I'll admit it. I love cop shows. I went through a big "Without a Trace" phase a few years back. And I still catch" The Closer" whenever I get a chance. But my all time favorite is the original "Law and Order". We watch reruns while we cook dinner (Ed cooks; I chop).
Anyway, the other night as I chopped onions I was watching an episode I've probably seen ten times, and I realized there was something we Realtors could learn from Detective Lenny Briscoe and company.
Usually, about halfway through the show Lenny and his partner solve the murder and arrest the suspect.
They read him his Miranda Rights and drag him off to the interrogation room for questioning, where they roll into their "good cop, bad cop" routine. Sometimes the perp is smart and lawyers up right away, but often he is (inexplicably) so eager to please the "good cop" that he ends up spilling his guts and incriminating himself.
That's when it struck me that agents should read their sellers their Miranda Rights before they are allowed to talk to prospective buyers or their agents. Sellers want so badly for buyers to like their home, and are so eager to build rapport with them, that they divulge information they shouldn't. We need to remind them that "Anything you say can and will be used against you".
Here are some things that sellers will reveal that can undermine their negotiating position with a buyer:
- They've already bought another house and are closing on it next week.
- They're being transferred to ...(distant city).
- Their mortgage is all paid up.
- They're facing foreclosure if they don't get their house sold soon.

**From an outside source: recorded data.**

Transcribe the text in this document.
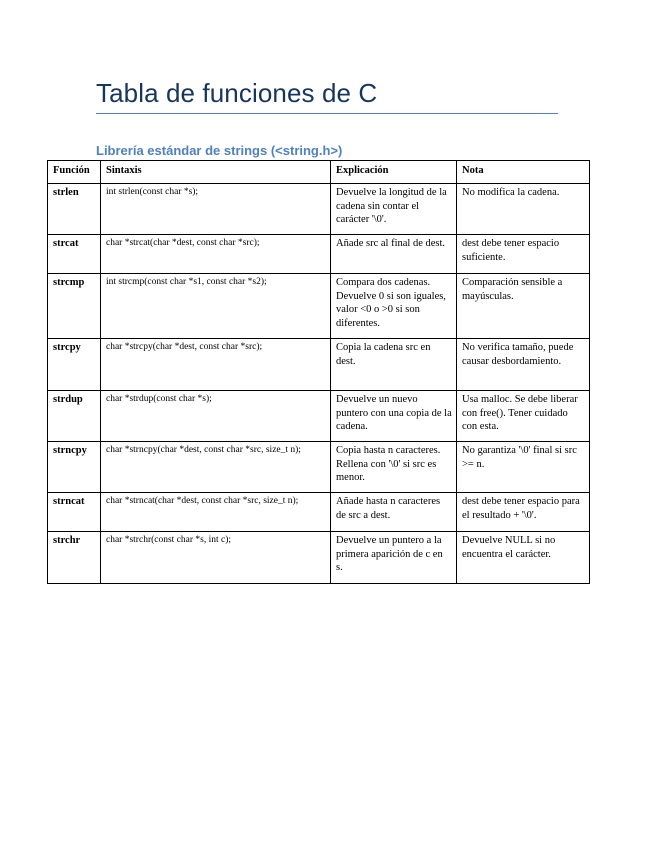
Tabla de funciones de C
Librería estándar de strings (<string.h>)
Función	Sintaxis	Explicación	Nota
strlen	int strlen(const char *s);	Devuelve la longitud de la cadena sin contar el carácter '\0'.	No modifica la cadena.
strcat	char *strcat(char *dest, const char *src);	Añade src al final de dest.	dest debe tener espacio suficiente.
strcmp	int strcmp(const char *s1, const char *s2);	Compara dos cadenas. Devuelve 0 si son iguales, valor <0 o >0 si son diferentes.	Comparación sensible a mayúsculas.
strcpy	char *strcpy(char *dest, const char *src);	Copia la cadena src en dest.	No verifica tamaño, puede causar desbordamiento.
strdup	char *strdup(const char *s);	Devuelve un nuevo puntero con una copia de la cadena.	Usa malloc. Se debe liberar con free(). Tener cuidado con esta.
strncpy	char *strncpy(char *dest, const char *src, size_t n);	Copia hasta n caracteres. Rellena con '\0' si src es menor.	No garantiza '\0' final si src >= n.
strncat	char *strncat(char *dest, const char *src, size_t n);	Añade hasta n caracteres de src a dest.	dest debe tener espacio para el resultado + '\0'.
strchr	char *strchr(const char *s, int c);	Devuelve un puntero a la primera aparición de c en s.	Devuelve NULL si no encuentra el carácter.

- They hate all the barking dogs or screaming kids in the neighborhood.
- They can't go below x on the price (or they need to make x)

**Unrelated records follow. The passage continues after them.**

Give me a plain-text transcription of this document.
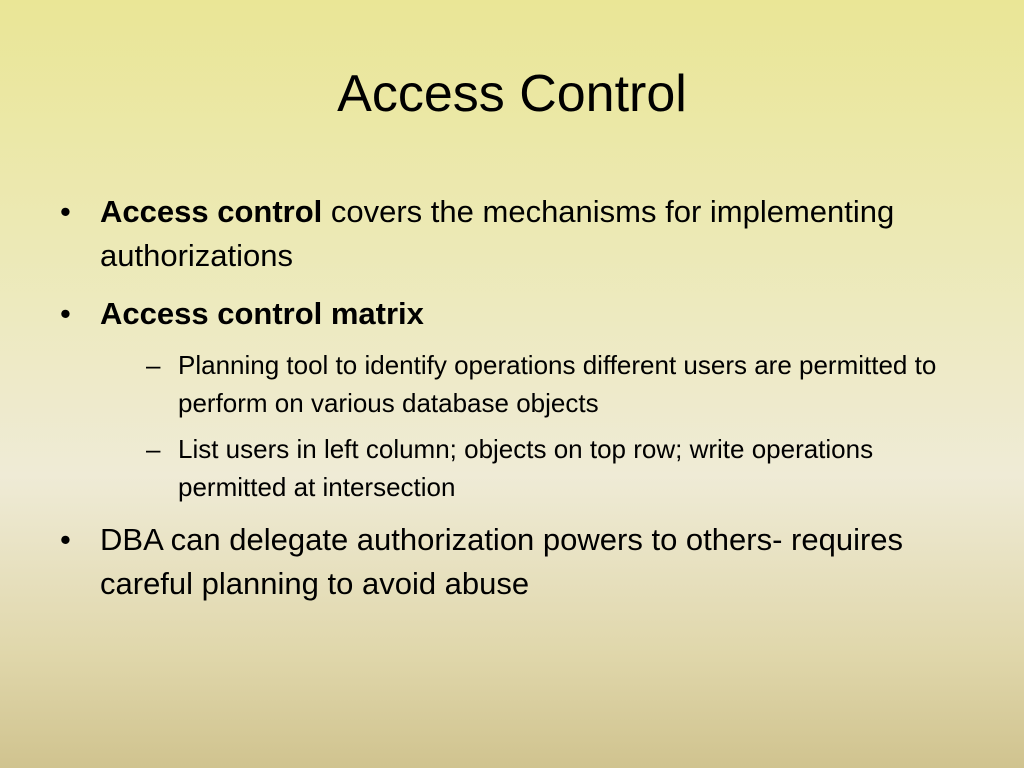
Access Control
• Access control covers the mechanisms for implementing authorizations
• Access control matrix
– Planning tool to identify operations different users are permitted to perform on various database objects
– List users in left column; objects on top row; write operations permitted at intersection
• DBA can delegate authorization powers to others- requires careful planning to avoid abuse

- They're getting a divorce.
Any knowledge that can give buyers negotiating leverage should be kept under wraps. Savvy buyers will ask innocent sounding questions in an attempt to find out about your situation, why you are selling and how desperate you are.

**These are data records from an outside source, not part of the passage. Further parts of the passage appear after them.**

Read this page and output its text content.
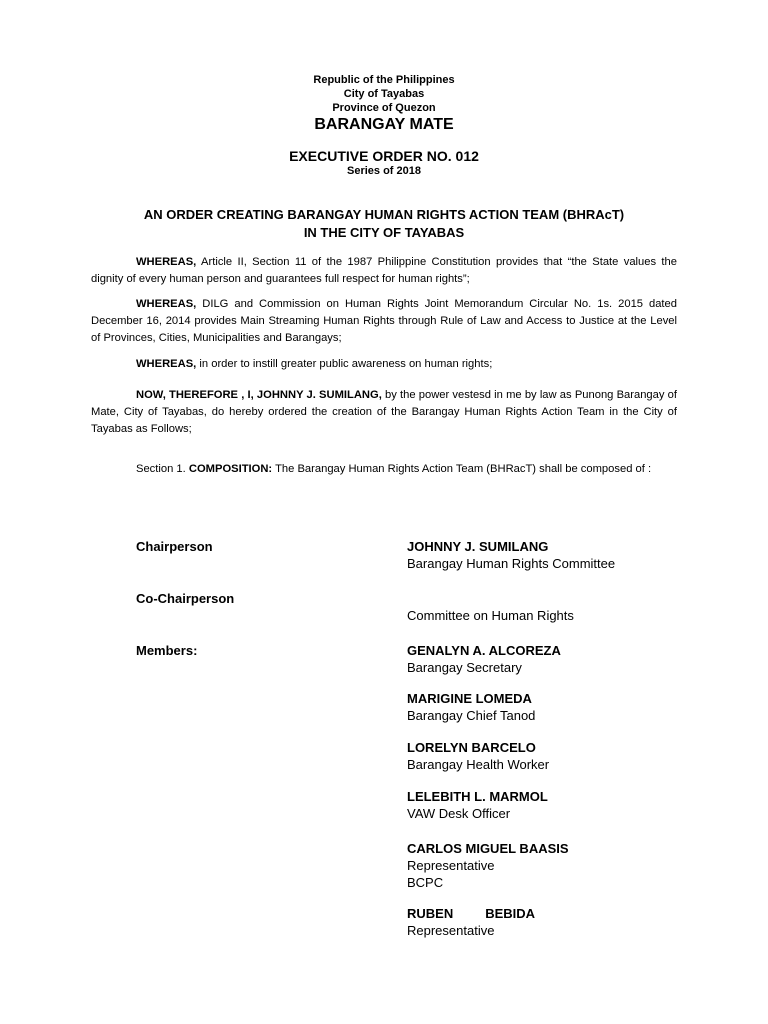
Republic of the Philippines
City of Tayabas
Province of Quezon
BARANGAY MATE
EXECUTIVE ORDER NO. 012
Series of 2018
AN ORDER CREATING BARANGAY HUMAN RIGHTS ACTION TEAM (BHRAcT)
IN THE CITY OF TAYABAS
WHEREAS, Article II, Section 11 of the 1987 Philippine Constitution provides that “the State values the dignity of every human person and guarantees full respect for human rights”;
WHEREAS, DILG and Commission on Human Rights Joint Memorandum Circular No. 1s. 2015 dated December 16, 2014 provides Main Streaming Human Rights through Rule of Law and Access to Justice at the Level of Provinces, Cities, Municipalities and Barangays;
WHEREAS, in order to instill greater public awareness on human rights;
NOW, THEREFORE , I, JOHNNY J. SUMILANG, by the power vestesd in me by law as Punong Barangay of Mate, City of Tayabas, do hereby ordered the creation of the Barangay Human Rights Action Team in the City of Tayabas as Follows;
Section 1. COMPOSITION: The Barangay Human Rights Action Team (BHRacT) shall be composed of :
Chairperson	JOHNNY J. SUMILANG
Barangay Human Rights Committee
Co-Chairperson
Committee on Human Rights
Members:	GENALYN A. ALCOREZA
Barangay Secretary
MARIGINE LOMEDA
Barangay Chief Tanod
LORELYN BARCELO
Barangay Health Worker
LELEBITH L. MARMOL
VAW Desk Officer
CARLOS MIGUEL BAASIS
Representative
BCPC
RUBEN BEBIDA
Representative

One of the agents in our office even had a buyer tour her listing, see (and read) a letter from a divorce attorney lying on the desk, and then try to use the knowledge of the sellers' impending divorce against them in negotiations.
Obviously you need to be honest when answering questions about the condition of the house - it's the law - but otherwise it's a good idea to keep mum and refer questions to your agent. Better yet, be gone when buyers are touring your home. Things will work out better all around.